Mateo 25, 1-13
El evangelio según San Mateo fue escrito en un momento de especial tensión escatológica. La espera de un Cristo que tarda, junto a la persecución a la primera comunidad cristiana pudieron ser razones comprensibles para la desesperanza, y esta última, para relajar la observancia de la vida evangélica. El contexto en el que se encuadra la parábola de las diez vírgenes pone claramente la intención: la invitación a vigilar, pues “no sabéis ni el día ni la hora”, reavivando la conversión.
Necesidad de preparación
Para adentrarnos en el sentido de la parábola partiremos del presupuesto de que el reino de los cielos no viene comparado con diez vírgenes, sino con la ya utilizada imagen de la fiesta de bodas. El reino de los cielos es presentado una vez más en un ambiente de alegría, comunión y compartir. Imagen que vuelve a retomar la parábola con la sala del festín donde entrarán las jóvenes sensatas.
Al igual que en la parábola que menciona al “traje de boda”, vuelve a insistir Jesús en la necesidad de “estar preparados” para poder participar del banquete. Dada ya por supuesta la comparación del reino con el banquete de boda, hemos de centrar la atención en esta necesidad de preparación.
Estrechar vínculos de amistad
La parábola nos narra una escena del todo familiar en la preparación de una boda en el medio oriente. Todavía hoy, se juntan las amigas de la novia, a manera de cortejo que hace de séquito y la acompañan, en ese momento tan importante en la vida. En la Galilea de la época de Jesús, sin embargo, las vírgenes debían esperar en la casa de la novia hasta que llegase el novio a por ella. Esta presencia en el lugar y en el momento justo garantizaba la participación en una danza inicial y con ella, la entrada al banquete. Ocasión no solo para acompañar a la amiga, sino para estrechar vínculos, e incluso, mostrar los propios atributos.
Aunque algunos afirman que el número de las vírgenes carece de significado alguno, seguramente ese número redondo, como en la narración de los diez leprosos sanados por Jesús (Lucas 11-19) nos ayuda a identificarnos con esa realidad. Hay mucho de personalidad corporativa en el grupo que bien pudiera representar a una sociedad de sensatos en insensatos, prudentes e imprudentes.
Sensatez en la espera del Señor
El centro de interés de la parábola versa en torno a: el retraso del novio y el sueño que embarga a las que esperan. Donde lo que las hace llevar el calificativo de necias, insensatas o imprudentes, no es el haberse dormido, pues todas se duermen por igual, sino el no ir preparadas para su objetivo, quizá no habiendo previsto el posible retraso del novio y de consecuencia no haberse provisto de suficiente aceite.

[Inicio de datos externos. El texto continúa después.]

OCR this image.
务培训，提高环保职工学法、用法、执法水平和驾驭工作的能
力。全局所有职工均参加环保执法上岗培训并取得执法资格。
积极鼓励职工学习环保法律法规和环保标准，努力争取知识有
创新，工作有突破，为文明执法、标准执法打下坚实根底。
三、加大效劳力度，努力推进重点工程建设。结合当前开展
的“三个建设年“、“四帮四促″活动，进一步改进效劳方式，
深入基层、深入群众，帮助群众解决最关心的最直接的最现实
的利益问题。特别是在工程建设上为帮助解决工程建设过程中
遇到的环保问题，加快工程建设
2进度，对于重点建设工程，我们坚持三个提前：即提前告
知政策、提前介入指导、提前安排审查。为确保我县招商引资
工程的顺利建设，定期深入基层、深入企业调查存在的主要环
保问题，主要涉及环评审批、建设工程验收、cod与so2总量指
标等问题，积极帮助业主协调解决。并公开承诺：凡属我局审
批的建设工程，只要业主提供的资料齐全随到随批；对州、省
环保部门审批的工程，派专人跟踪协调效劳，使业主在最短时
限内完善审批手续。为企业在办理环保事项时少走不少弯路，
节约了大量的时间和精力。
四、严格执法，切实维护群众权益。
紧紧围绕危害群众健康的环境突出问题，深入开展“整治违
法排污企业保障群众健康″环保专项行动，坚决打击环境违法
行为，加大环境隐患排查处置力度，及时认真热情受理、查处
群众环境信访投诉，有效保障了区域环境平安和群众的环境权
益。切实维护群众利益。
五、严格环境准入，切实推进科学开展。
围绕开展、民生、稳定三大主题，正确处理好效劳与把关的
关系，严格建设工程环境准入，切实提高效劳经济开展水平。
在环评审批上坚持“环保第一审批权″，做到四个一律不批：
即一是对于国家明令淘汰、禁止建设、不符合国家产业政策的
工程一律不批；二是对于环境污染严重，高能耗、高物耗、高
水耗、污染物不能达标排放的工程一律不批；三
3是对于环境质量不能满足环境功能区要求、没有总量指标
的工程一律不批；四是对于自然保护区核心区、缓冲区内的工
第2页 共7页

Como el ladrón (del capítulo 24), el novio llega de forma inesperada. Se escucha el grito: “que llega el novio, salid a recibirlo”. Momento de avivar las lámparas. Momento de dejar en evidencia la sensatez o insensatez, lo prudente o imprudente, que hemos sido. La negativa de las prudentes a compartir su aceite, no es en modo alguno apología del egoísmo, sino la manifestación de otro rasgo fundamental de esta parábola: esta preparación es personal e insustituible. El que les manden a comprar el aceite a tales horas de la noche, donde evidentemente no lo encontrarían, sirve de ocasión para la ausencia de las imprudentes al momento de la llegada del novio. Mientras van de camino a enmendar su insensatez, llega el novio y se cierra la sala del festín. Ya no hay tiempo.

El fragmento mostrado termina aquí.